Based upon clinical evaluation and a set of global, cognitive, mood, and functional assessments, 150 community-dwelling participants (average age 80.3 years (SD 5; 66–91)) were included and diagnosed as (1) cognitively healthy participants (n = 50); (2) patients with a-MCI (n = 48), or (3) mild to moderate AD (n = 52). The a-ADL tool was not a part of the clinical evaluation.

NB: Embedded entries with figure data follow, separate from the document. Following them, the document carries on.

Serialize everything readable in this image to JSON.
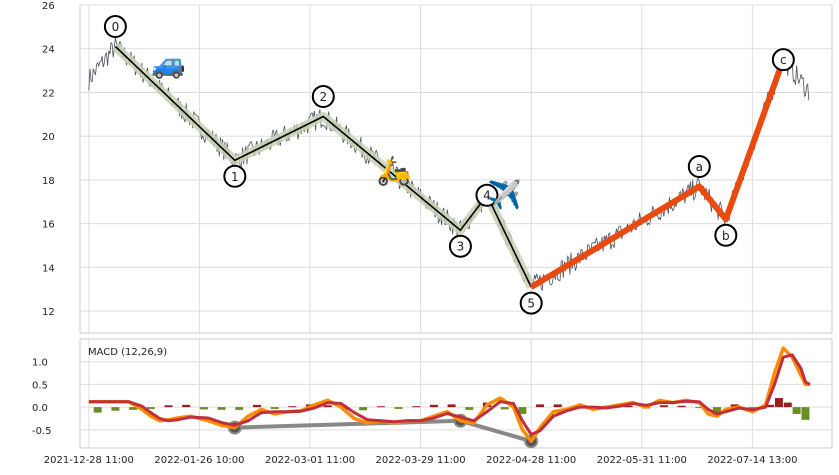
{
  "chart_data": [
    {
      "type": "line",
      "panel": "price",
      "ylim": [
        11,
        26
      ],
      "yticks": [
        12,
        14,
        16,
        18,
        20,
        22,
        24,
        26
      ],
      "grid": true,
      "wave_points": [
        {
          "label": "0",
          "x": 6,
          "y": 24.1
        },
        {
          "label": "1",
          "x": 33,
          "y": 18.9
        },
        {
          "label": "2",
          "x": 53,
          "y": 20.9
        },
        {
          "label": "3",
          "x": 84,
          "y": 15.7
        },
        {
          "label": "4",
          "x": 90,
          "y": 17.3
        },
        {
          "label": "5",
          "x": 100,
          "y": 13.1
        },
        {
          "label": "a",
          "x": 138,
          "y": 17.7
        },
        {
          "label": "b",
          "x": 144,
          "y": 16.2
        },
        {
          "label": "c",
          "x": 157,
          "y": 23.5
        }
      ],
      "colors": {
        "impulse": "#000000",
        "impulse_band": "#c8d2b4",
        "correction": "#e84a10",
        "price": "#4a5060"
      },
      "emoji_markers": [
        {
          "symbol": "🚙",
          "x": 18,
          "y": 23.3
        },
        {
          "symbol": "🛵",
          "x": 69,
          "y": 18.4
        },
        {
          "symbol": "✈️",
          "x": 94,
          "y": 17.3
        }
      ]
    },
    {
      "type": "line",
      "panel": "macd",
      "title": "MACD (12,26,9)",
      "ylim": [
        -0.9,
        1.5
      ],
      "yticks": [
        -0.5,
        0.0,
        0.5,
        1.0
      ],
      "grid": true,
      "x_tick_labels": [
        {
          "x": 0,
          "label": "2021-12-28 11:00"
        },
        {
          "x": 25,
          "label": "2022-01-26 10:00"
        },
        {
          "x": 50,
          "label": "2022-03-01 11:00"
        },
        {
          "x": 75,
          "label": "2022-03-29 11:00"
        },
        {
          "x": 100,
          "label": "2022-04-28 11:00"
        },
        {
          "x": 125,
          "label": "2022-05-31 11:00"
        },
        {
          "x": 150,
          "label": "2022-07-14 13:00"
        }
      ],
      "xlim": [
        -2,
        168
      ],
      "macd_x": [
        0,
        4,
        8,
        9,
        12,
        14,
        16,
        18,
        20,
        23,
        27,
        30,
        33,
        36,
        39,
        42,
        45,
        48,
        51,
        54,
        57,
        60,
        63,
        66,
        69,
        72,
        75,
        78,
        81,
        84,
        87,
        90,
        93,
        96,
        98,
        100,
        102,
        105,
        108,
        111,
        114,
        117,
        120,
        123,
        126,
        129,
        132,
        135,
        138,
        140,
        142,
        144,
        147,
        150,
        153,
        155,
        157,
        159,
        161,
        162,
        163
      ],
      "macd": [
        0.12,
        0.12,
        0.12,
        0.12,
        -0.05,
        -0.2,
        -0.3,
        -0.28,
        -0.24,
        -0.2,
        -0.3,
        -0.4,
        -0.45,
        -0.2,
        -0.05,
        -0.15,
        -0.1,
        -0.08,
        0.05,
        0.15,
        0.0,
        -0.25,
        -0.35,
        -0.3,
        -0.35,
        -0.3,
        -0.3,
        -0.2,
        -0.1,
        -0.3,
        -0.35,
        0.05,
        0.2,
        0.0,
        -0.5,
        -0.75,
        -0.45,
        -0.1,
        -0.05,
        0.05,
        -0.05,
        0.0,
        0.05,
        0.1,
        0.0,
        0.15,
        0.1,
        0.15,
        0.1,
        -0.15,
        -0.2,
        -0.05,
        0.0,
        -0.1,
        0.05,
        0.75,
        1.3,
        1.1,
        0.7,
        0.5,
        0.5
      ],
      "signal": [
        0.12,
        0.12,
        0.12,
        0.12,
        0.02,
        -0.12,
        -0.25,
        -0.3,
        -0.28,
        -0.22,
        -0.24,
        -0.34,
        -0.4,
        -0.3,
        -0.12,
        -0.1,
        -0.1,
        -0.09,
        -0.02,
        0.1,
        0.08,
        -0.12,
        -0.28,
        -0.3,
        -0.32,
        -0.3,
        -0.3,
        -0.24,
        -0.14,
        -0.22,
        -0.3,
        -0.1,
        0.12,
        0.08,
        -0.3,
        -0.6,
        -0.52,
        -0.2,
        -0.08,
        0.0,
        0.0,
        -0.02,
        0.02,
        0.08,
        0.04,
        0.1,
        0.1,
        0.13,
        0.12,
        -0.05,
        -0.15,
        -0.1,
        -0.02,
        -0.06,
        0.0,
        0.5,
        1.1,
        1.15,
        0.85,
        0.55,
        0.5
      ],
      "histogram_x": [
        2,
        6,
        10,
        14,
        18,
        22,
        26,
        30,
        34,
        38,
        42,
        46,
        50,
        54,
        58,
        62,
        66,
        70,
        74,
        78,
        82,
        86,
        90,
        94,
        98,
        102,
        106,
        110,
        114,
        118,
        122,
        126,
        130,
        134,
        138,
        142,
        146,
        150,
        154,
        156,
        158,
        160,
        162
      ],
      "histogram": [
        -0.12,
        -0.08,
        -0.06,
        -0.04,
        0.04,
        0.05,
        -0.05,
        -0.06,
        -0.06,
        0.05,
        -0.04,
        0.02,
        0.06,
        0.04,
        -0.06,
        -0.07,
        0.02,
        -0.04,
        0.02,
        0.05,
        0.06,
        -0.06,
        0.1,
        -0.05,
        -0.15,
        0.06,
        0.06,
        0.03,
        -0.03,
        0.03,
        0.03,
        -0.03,
        0.04,
        0.03,
        -0.02,
        -0.12,
        0.06,
        -0.04,
        0.05,
        0.2,
        0.1,
        -0.15,
        -0.28
      ],
      "divergence_points": [
        {
          "x": 33,
          "y": -0.45
        },
        {
          "x": 84,
          "y": -0.3
        },
        {
          "x": 100,
          "y": -0.75
        }
      ],
      "colors": {
        "macd": "#ff8c00",
        "signal": "#c0303a",
        "hist_pos": "#9b1c1c",
        "hist_neg": "#6b8e23",
        "divergence": "#888888"
      }
    }
  ]
}
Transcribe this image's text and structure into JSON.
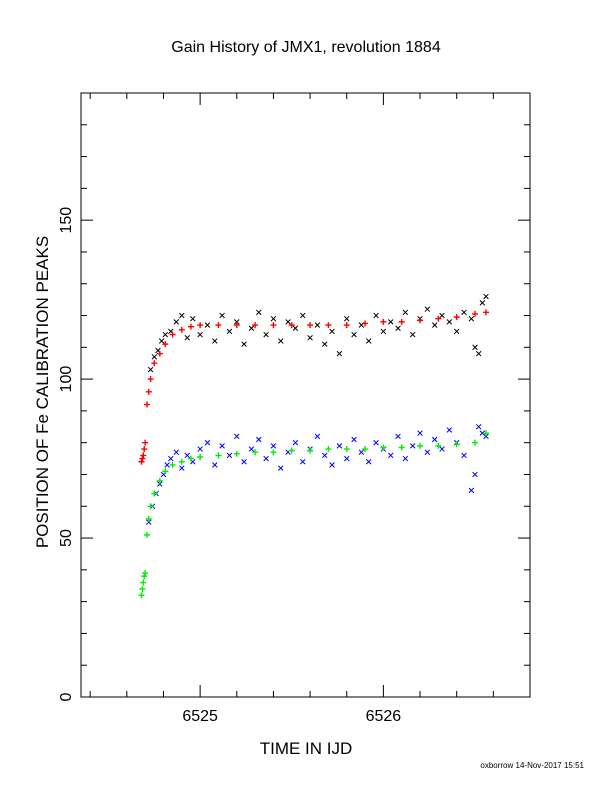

The a-ADL-DI and the a-ADL-CDI showed a sensitivity and specificity ranging from 70% to 94.2%, Positive Predictive Value ranging from 70% till 93.8%, and Negative Predictive Value from 64.4% and 93.8%, an area under the curve (AUC) ranging from 0.791 to 0.960. Functional decline related to physical deficits, as assessed by the a-ADL-PDI, did not discriminate between the different groups.
The a-ADL tool has a good ability to distinguish normal and pathological cognitive aging. Its discriminative power for underlying causes of limitations may be an advantage.